Scripture for the 4th Sunday of Advent includes II Samuel 7:1-11,16; Romans 16:25-27; Luke 1:26-38
The angel Gabriel is a busy fellow. Chief messenger of God, legend also claims that he is guardian of the celestial treasury. As such, I expect we can say that Gabriel is the patron saint of parish treasurers; but I would have thought that God might be above needing a treasury, so let’s take this legend as reminding us that Gabriel got to announce the transfer of God’s greatest treasure from heaven to earth, Jesus, the very Word and will and way of God.
That we have two archangels side by side, Gabriel and Michael, in the windows of our east aisle is intentional and serves the purpose of memorializing Amos Lawrence Hopkins, a Williamstown native who fought in the civil war (hence Michael, captain-general of the hosts of heaven and patron saint of soldiers).
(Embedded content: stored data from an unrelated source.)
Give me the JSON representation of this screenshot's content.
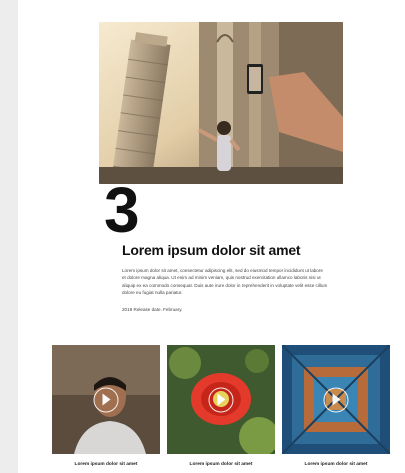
{
  "feature": {
    "number": "3",
    "headline": "Lorem ipsum dolor sit amet",
    "body": "Lorem ipsum dolor sit amet, consectetur adipiscing elit, sed do eiusmod tempor incididunt ut labore et dolore magna aliqua. Ut enim ad minim veniam, quis nostrud exercitation ullamco laboris nisi ut aliquip ex ea commodo consequat. Duis aute irure dolor in reprehenderit in voluptate velit esse cillum dolore eu fugiat nulla pariatur.",
    "release": "2019 Release date. February."
  },
  "thumbnails": [
    {
      "caption": "Lorem ipsum dolor sit amet",
      "icon": "play-icon"
    },
    {
      "caption": "Lorem ipsum dolor sit amet",
      "icon": "play-icon"
    },
    {
      "caption": "Lorem ipsum dolor sit amet",
      "icon": "play-icon"
    }
  ]
}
After the war, Hopkins became Administrator of Railroads for the entire country, a trustee of Williams College and a member of this parish’s first building committee. (So we can blame him—or give him credit.)
If Michael stands guard as a man of action memorializing another man of action, why is he paired with Gabriel? Remember that Hopkins was in charge of getting the trains to run on time. That takes money and communication, and both are said to be Gabriel’s turf.
While Michael is vested in red of sovereign power, violet of passion and suffering, and gold of sacredness, Gabriel is done out in blue, the Virgin Mary’s color and the color associated with truth, and he’s holding lilies, Mary’s flower. It’s as if his gig in Nazareth left its mark on him forever.
Before he announces to Mary the news that made her weak in the knees, Gabriel the truth-teller makes sure Mary is grounded in truth by reminding her, “The Lord is with you.” This anchors in truth what is being asked of Mary. God does not require without making able. Responsibility is met by grace and exceeded by grace, transforming what feels like obligation into what is privilege.
But Mary is human, entirely human, and Mary is young, very young, and the timing is all out of joint. Gabriel speaks suddenly of conceiving and bearing and birthing and naming, but at that very moment Mary is engaged but not yet wed, and far from settled. She’s temporarily a displaced person, thanks to the new tax program of Emperor Augustus that put families on the road to return to their ancestral towns for a census. Parents hearing the news of pregnancy usually rejoice and start imagining what color to paint the nursery. “We haven’t even slept together,” protests Mary.
And then… and then. Gabriel reaches into the treasure of God and teaches Mary to recognize how in this moment of truth it is up to her whether to spend her heart and soul on the debit side of the ledger, dwelling on all the impossibilities and finding all the reasons to resist what is asked of her, or to invest her heart and soul in the receipts side of the book of life and recognize all that is positive: the favor of God, the power to conceive, a son already named by God, a throne on which he will sit, the Holy Spirit who will work intimate power within her… for nothing will be impossible with God.
She makes her choice: “Here am I,” she exclaims, diving into the deep end of the pool of God’s treasure, “Here am I, the servant of the Lord. Let it be. Let it be… Let it be with me according to your word.” And with that assent the mystery of incarnation takes hold within her, and the history of redemption is written no more in the terms of law and its commands, but in the language of love unearned and undeserved, grace, the amazing movement of the treasure of God’s love through the womb of Mary.
The Christmas pageant we shall see this afternoon features a number of dwelling places: an inn where there is no room, another inn where Joseph and Mary hear of a poor substitute, the only vacancy remaining in Nazareth, a manger, a cattle shed (or, some would say, a cave). But the prime real estate at the heart of the pageant will be the place within Mary, the mansion her body makes for the Son of God. In her is fulfilled Nathan’s prophecy that we heard earlier, “…the LORD will make you a house…”
So our collect on this fourth and final Sunday of Advent asks God to wipe clean and sweep out and hose down our conscience, our ethical capacity, our moral vision, our reason for being, our mission purpose, that the real estate of our lives may become Jesus’s home.
May you and I and many be open, this Christmas, to the transforming love, the treasure, of God. And may this treasure free and spark our ethical energy, our moral vision, our faithful purpose, so that the earthen vessels of our lives convey divine treasure to this world.